Watchdog says Swatch must stick to movements deal

Swatch controls around 60% of the domestic market of watch movements Keystone

Switzerland’s largest watch maker, Swatch, must abide by a 2013 deal to slowly phase out the delivery of mechanical watch movements to rivals and not sell excess stock to new customers, the Swiss Competition Commission (COMCO) said on Thursday.

This content was published on October 27, 2016 minutes with agencies

"Changing the supply agreement at this stage would threaten the projects of competitors" of Swatch Group's ETA watch movement unit, COMCO said in a statement. It thus turned down a request from Swatch to amend the accord set out three years ago due to weak global watch demand.

COMCO said difficult market conditions for watchmakers did not justify changing the rules of the 2013 deal to gradually stop supplying rivals with vital mechanical watch movements.

Swatch controls around 60% of the domestic market of watch movements.

Under the 2013 agreement drawn up at the time at Swatch's request, the watchmaker can progressively reduce its supply of parts to rivals until the end of 2019, when the group will be relieved from the obligation to sell watch parts, produced at its ETA unit, to any other company.

COMCO said it was swayed after speaking to Swatch competitors who explained that amending the supply agreement would create problems as they build up movement production capacity.

In reply, Swatch said COMCO’s ruling would force it to "consider massive price hikes" at ETA to cover the costs of maintaining production capacity. It said customers, such as Sellita or Tudor, had ordered 700,000 fewer movements for 2017 than for this year, leading to idle capacity at ETA.

The group, known for Omega and Swatch watches, said it had to maintain capacity to deliver roughly 1.5 million mechanical movements, and would now not be allowed to find new customers for movements that existing customers left on the shelves.

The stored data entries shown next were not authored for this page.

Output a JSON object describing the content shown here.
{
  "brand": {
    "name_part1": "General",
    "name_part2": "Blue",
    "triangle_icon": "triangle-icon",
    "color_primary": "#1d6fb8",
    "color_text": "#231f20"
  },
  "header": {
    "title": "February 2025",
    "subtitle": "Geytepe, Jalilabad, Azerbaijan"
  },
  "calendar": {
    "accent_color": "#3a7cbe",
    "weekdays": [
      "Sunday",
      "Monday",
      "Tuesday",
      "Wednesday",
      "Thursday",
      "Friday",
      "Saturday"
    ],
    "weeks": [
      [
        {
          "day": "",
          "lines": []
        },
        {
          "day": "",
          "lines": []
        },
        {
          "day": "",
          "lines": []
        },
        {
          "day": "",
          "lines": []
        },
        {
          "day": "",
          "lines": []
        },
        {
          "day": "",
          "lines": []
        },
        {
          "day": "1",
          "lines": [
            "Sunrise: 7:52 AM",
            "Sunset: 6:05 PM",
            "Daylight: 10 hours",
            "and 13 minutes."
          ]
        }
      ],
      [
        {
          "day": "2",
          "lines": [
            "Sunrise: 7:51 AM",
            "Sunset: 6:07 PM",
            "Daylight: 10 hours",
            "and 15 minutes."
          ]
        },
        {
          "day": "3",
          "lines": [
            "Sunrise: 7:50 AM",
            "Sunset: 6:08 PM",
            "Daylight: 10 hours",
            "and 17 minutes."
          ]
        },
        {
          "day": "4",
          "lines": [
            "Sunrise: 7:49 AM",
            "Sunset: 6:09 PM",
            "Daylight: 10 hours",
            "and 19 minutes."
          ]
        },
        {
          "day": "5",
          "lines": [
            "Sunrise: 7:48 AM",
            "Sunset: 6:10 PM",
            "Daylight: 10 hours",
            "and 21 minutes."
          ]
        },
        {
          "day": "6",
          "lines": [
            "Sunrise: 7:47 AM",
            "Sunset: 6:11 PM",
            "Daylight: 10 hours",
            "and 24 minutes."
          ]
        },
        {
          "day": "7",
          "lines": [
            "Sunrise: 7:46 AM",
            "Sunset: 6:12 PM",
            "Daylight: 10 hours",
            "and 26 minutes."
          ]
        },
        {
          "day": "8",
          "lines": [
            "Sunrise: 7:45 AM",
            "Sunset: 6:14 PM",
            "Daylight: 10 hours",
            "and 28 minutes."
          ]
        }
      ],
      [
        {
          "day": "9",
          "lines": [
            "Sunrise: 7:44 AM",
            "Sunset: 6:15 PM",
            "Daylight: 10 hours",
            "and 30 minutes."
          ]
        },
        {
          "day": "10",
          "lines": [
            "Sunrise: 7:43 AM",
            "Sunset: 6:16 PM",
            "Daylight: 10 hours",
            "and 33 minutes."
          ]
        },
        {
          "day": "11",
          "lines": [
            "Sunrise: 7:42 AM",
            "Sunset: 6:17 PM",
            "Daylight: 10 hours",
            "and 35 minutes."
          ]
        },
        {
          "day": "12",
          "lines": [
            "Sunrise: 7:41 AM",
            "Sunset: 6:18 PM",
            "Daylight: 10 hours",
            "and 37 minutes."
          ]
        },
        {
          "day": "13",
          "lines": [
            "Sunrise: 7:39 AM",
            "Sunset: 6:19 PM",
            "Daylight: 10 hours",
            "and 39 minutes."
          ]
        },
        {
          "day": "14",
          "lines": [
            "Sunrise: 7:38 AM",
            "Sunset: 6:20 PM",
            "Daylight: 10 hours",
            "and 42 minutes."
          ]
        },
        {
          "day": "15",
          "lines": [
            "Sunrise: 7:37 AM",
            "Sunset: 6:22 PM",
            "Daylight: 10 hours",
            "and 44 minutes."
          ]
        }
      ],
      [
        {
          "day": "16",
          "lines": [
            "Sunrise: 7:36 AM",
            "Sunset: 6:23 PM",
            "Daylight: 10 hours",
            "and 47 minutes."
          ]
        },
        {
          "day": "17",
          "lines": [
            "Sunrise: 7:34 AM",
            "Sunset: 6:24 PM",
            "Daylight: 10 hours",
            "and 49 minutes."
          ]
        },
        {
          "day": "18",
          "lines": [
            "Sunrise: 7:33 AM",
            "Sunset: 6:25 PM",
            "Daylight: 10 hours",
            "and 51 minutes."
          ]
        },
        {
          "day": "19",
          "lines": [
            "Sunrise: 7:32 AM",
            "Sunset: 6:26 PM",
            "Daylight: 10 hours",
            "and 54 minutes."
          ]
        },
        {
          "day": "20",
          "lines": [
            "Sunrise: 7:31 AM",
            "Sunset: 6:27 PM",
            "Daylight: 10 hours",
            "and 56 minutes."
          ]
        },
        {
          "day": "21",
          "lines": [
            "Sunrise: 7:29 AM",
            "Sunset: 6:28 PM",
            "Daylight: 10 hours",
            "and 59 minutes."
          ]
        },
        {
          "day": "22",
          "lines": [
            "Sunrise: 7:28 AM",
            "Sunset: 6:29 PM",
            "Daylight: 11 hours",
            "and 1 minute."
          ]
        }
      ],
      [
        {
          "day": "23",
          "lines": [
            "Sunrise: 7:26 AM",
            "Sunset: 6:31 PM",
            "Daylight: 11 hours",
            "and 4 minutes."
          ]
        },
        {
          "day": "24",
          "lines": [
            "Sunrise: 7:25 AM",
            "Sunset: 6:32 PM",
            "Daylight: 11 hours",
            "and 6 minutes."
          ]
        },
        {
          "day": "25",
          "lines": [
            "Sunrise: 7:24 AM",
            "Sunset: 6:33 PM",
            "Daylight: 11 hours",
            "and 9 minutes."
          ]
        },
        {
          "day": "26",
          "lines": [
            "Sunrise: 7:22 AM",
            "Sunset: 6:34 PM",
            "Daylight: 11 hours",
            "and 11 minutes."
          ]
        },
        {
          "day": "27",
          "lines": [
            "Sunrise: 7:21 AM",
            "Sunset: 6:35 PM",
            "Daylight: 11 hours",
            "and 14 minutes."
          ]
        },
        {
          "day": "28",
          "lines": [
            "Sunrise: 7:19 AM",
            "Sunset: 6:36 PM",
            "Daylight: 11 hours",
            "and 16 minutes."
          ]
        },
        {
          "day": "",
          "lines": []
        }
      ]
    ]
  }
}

In 2013, COMCO initially vetoed Swatch’s plan to stop supplying rivals with vital parts on the grounds that other Swiss watch companies, some of whom did not have the capacity to make their own parts, would suffer.

But the competition watchdog reversed its decision after agreeing a plan with Swatch that would cushion the blow for smaller watch makers in the case of them suffering extreme hardship. COMCO stated at the time that it would reassess its decision if market conditions deteriorated dramatically.